The use of the frequency responses of the dynamic phasor variables for small-signal stability studies is unambiguous because the underlying system is time-invariant. The responses are generally smooth, but are in the form of a matrix transfer function (Multi-Input, Multi-Output - MIMO), whose dimension is determined by the number of harmonic components (k) which are considered.

8 Conclusion

In this paper we propose and present the methodology of dynamic phasor based frequency scanning. Since most PES are time-periodic, they result in a time-invariant model when expressed in terms of dynamic phasor variables. Unlike phase/sequence or DQ variables based scanning, the frequency scans in terms of dynamic phasors are smooth even for systems with low-order switching harmonics (like 12-pulse systems, TCSC) or with negative sequence controllers, due to the time-invariance property. These aspects are brought out in the paper through illustrative examples of TCSC and STATCOM. In the case of a TCSC, we also compare the frequency responses obtained by scanning with those obtained using an approximate analytical dynamic phasor model. The frequency responses match at lower frequencies, where the approximations are valid.
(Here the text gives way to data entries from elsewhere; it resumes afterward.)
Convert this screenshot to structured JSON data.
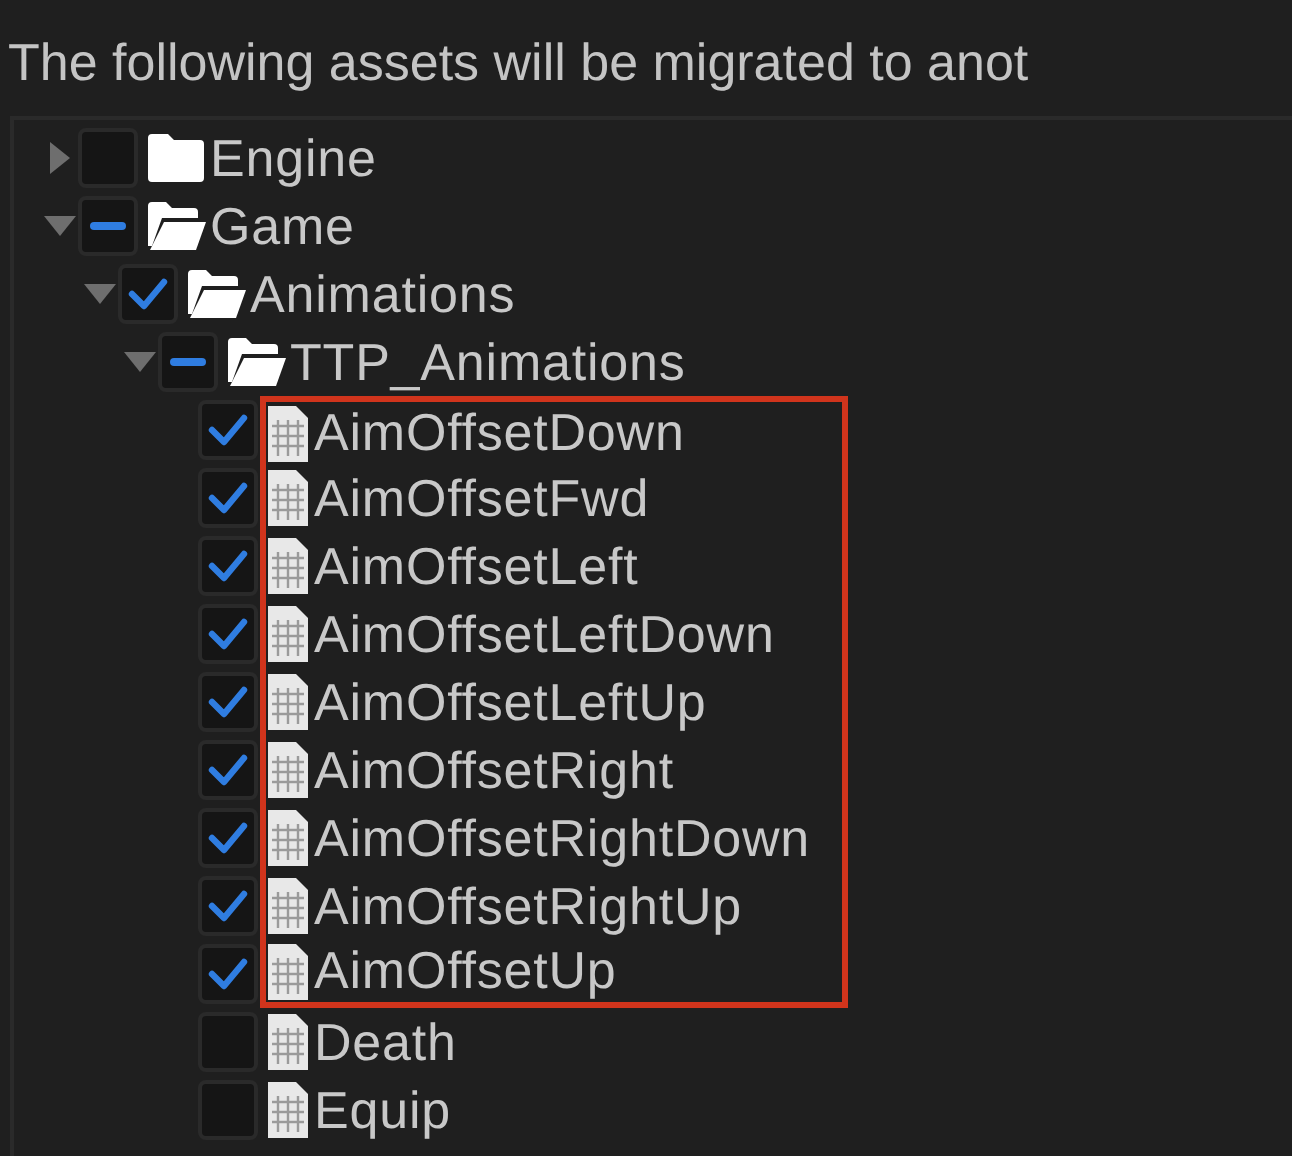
{
  "message": "The following assets will be migrated to anot",
  "tree": [
    {
      "label": "Engine",
      "kind": "folder",
      "expanded": false,
      "checked": false,
      "highlighted": false
    },
    {
      "label": "Game",
      "kind": "folder",
      "expanded": true,
      "mixed": true,
      "highlighted": false,
      "children": [
        {
          "label": "Animations",
          "kind": "folder",
          "expanded": true,
          "checked": true,
          "highlighted": false,
          "children": [
            {
              "label": "TTP_Animations",
              "kind": "folder",
              "expanded": true,
              "mixed": true,
              "highlighted": false,
              "children": [
                {
                  "label": "AimOffsetDown",
                  "kind": "asset",
                  "checked": true,
                  "highlighted": true
                },
                {
                  "label": "AimOffsetFwd",
                  "kind": "asset",
                  "checked": true,
                  "highlighted": true
                },
                {
                  "label": "AimOffsetLeft",
                  "kind": "asset",
                  "checked": true,
                  "highlighted": true
                },
                {
                  "label": "AimOffsetLeftDown",
                  "kind": "asset",
                  "checked": true,
                  "highlighted": true
                },
                {
                  "label": "AimOffsetLeftUp",
                  "kind": "asset",
                  "checked": true,
                  "highlighted": true
                },
                {
                  "label": "AimOffsetRight",
                  "kind": "asset",
                  "checked": true,
                  "highlighted": true
                },
                {
                  "label": "AimOffsetRightDown",
                  "kind": "asset",
                  "checked": true,
                  "highlighted": true
                },
                {
                  "label": "AimOffsetRightUp",
                  "kind": "asset",
                  "checked": true,
                  "highlighted": true
                },
                {
                  "label": "AimOffsetUp",
                  "kind": "asset",
                  "checked": true,
                  "highlighted": true
                },
                {
                  "label": "Death",
                  "kind": "asset",
                  "checked": false,
                  "highlighted": false
                },
                {
                  "label": "Equip",
                  "kind": "asset",
                  "checked": false,
                  "highlighted": false
                }
              ]
            }
          ]
        }
      ]
    }
  ]
}
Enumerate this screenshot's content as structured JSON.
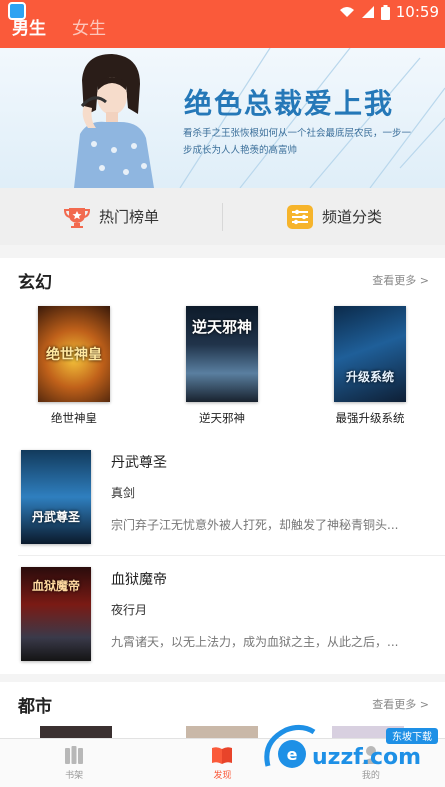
{
  "status_bar": {
    "time": "10:59"
  },
  "header": {
    "tabs": [
      {
        "label": "男生",
        "active": true
      },
      {
        "label": "女生",
        "active": false
      }
    ]
  },
  "banner": {
    "title": "绝色总裁爱上我",
    "description": "看杀手之王张恢根如何从一个社会最底层农民，一步一步成长为人人艳羡的高富帅",
    "page_count": 2,
    "active_page": 1
  },
  "quick_entries": [
    {
      "label": "热门榜单",
      "icon": "trophy-icon"
    },
    {
      "label": "频道分类",
      "icon": "sliders-icon"
    }
  ],
  "sections": [
    {
      "title": "玄幻",
      "more_label": "查看更多 >",
      "grid_books": [
        {
          "name": "绝世神皇",
          "cover_text": "绝世神皇"
        },
        {
          "name": "逆天邪神",
          "cover_text": "逆天邪神"
        },
        {
          "name": "最强升级系统",
          "cover_text": "升级系统"
        }
      ],
      "list_books": [
        {
          "title": "丹武尊圣",
          "author": "真剑",
          "description": "宗门弃子江无忧意外被人打死，却触发了神秘青铜头...",
          "cover_text": "丹武尊圣"
        },
        {
          "title": "血狱魔帝",
          "author": "夜行月",
          "description": "九霄诸天，以无上法力，成为血狱之主，从此之后，...",
          "cover_text": "血狱魔帝"
        }
      ]
    },
    {
      "title": "都市",
      "more_label": "查看更多 >"
    }
  ],
  "bottom_nav": [
    {
      "label": "书架",
      "icon": "bookshelf-icon",
      "active": false
    },
    {
      "label": "发现",
      "icon": "open-book-icon",
      "active": true
    },
    {
      "label": "我的",
      "icon": "profile-icon",
      "active": false
    }
  ],
  "watermark": {
    "brand": "uzzf.com",
    "tag": "东坡下载"
  },
  "colors": {
    "accent": "#fa5a3a",
    "banner_title": "#2578b8"
  }
}
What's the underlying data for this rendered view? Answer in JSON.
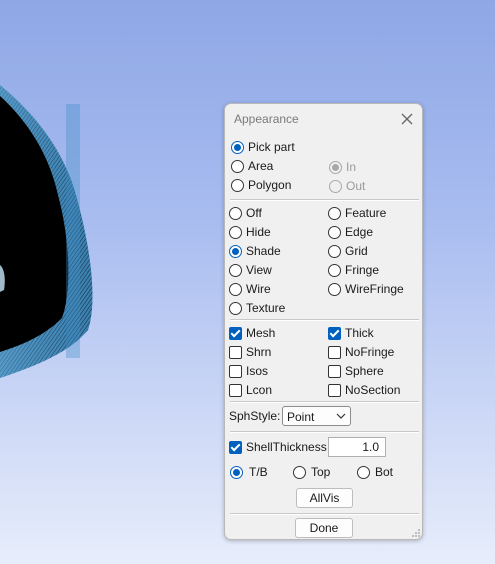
{
  "dialog": {
    "title": "Appearance",
    "close_icon": "close-icon",
    "pick": {
      "pick_part": "Pick part",
      "area": "Area",
      "polygon": "Polygon",
      "in": "In",
      "out": "Out",
      "selected": "Pick part",
      "scope_selected": "In"
    },
    "display": {
      "left": [
        "Off",
        "Hide",
        "Shade",
        "View",
        "Wire",
        "Texture"
      ],
      "right": [
        "Feature",
        "Edge",
        "Grid",
        "Fringe",
        "WireFringe"
      ],
      "selected": "Shade"
    },
    "options": {
      "mesh": "Mesh",
      "thick": "Thick",
      "shrn": "Shrn",
      "nofringe": "NoFringe",
      "isos": "Isos",
      "sphere": "Sphere",
      "lcon": "Lcon",
      "nosection": "NoSection",
      "checked": [
        "Mesh",
        "Thick"
      ]
    },
    "sph_style": {
      "label": "SphStyle:",
      "value": "Point"
    },
    "shell": {
      "label": "ShellThickness",
      "checked": true,
      "value": "1.0",
      "tb": "T/B",
      "top": "Top",
      "bot": "Bot",
      "selected": "T/B"
    },
    "allvis_label": "AllVis",
    "done_label": "Done"
  },
  "colors": {
    "accent": "#0060c0",
    "mesh_blue": "#2f6f9a",
    "background_top": "#8fa7e6",
    "background_bottom": "#e7edfb"
  }
}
Further use of the scans of time-periodic power electronic systems for stability analysis is facilitated by the time-invariance property of the underlying model in dynamic phasor variables. For dynamic interaction studies, the frequency responses of a PES obtained using dynamic-phasor scanning can be combined with analytically or numerically derived frequency responses (in dynamic phasor variables) of the network to which it is connected. Stability of the combined system is evaluated using the Generalized Nyquist criterion. Grid interaction studies using GNC give accurate result if a sufficient number of dynamic phasors are considered. Additional investigations are required to obtain the guidelines for the approximate choice of the number of dynamic phasors (k) in a general situation.

The use of frequency scan models for eigen-value analysis and parametric sensitivity analysis also is a subject for future research.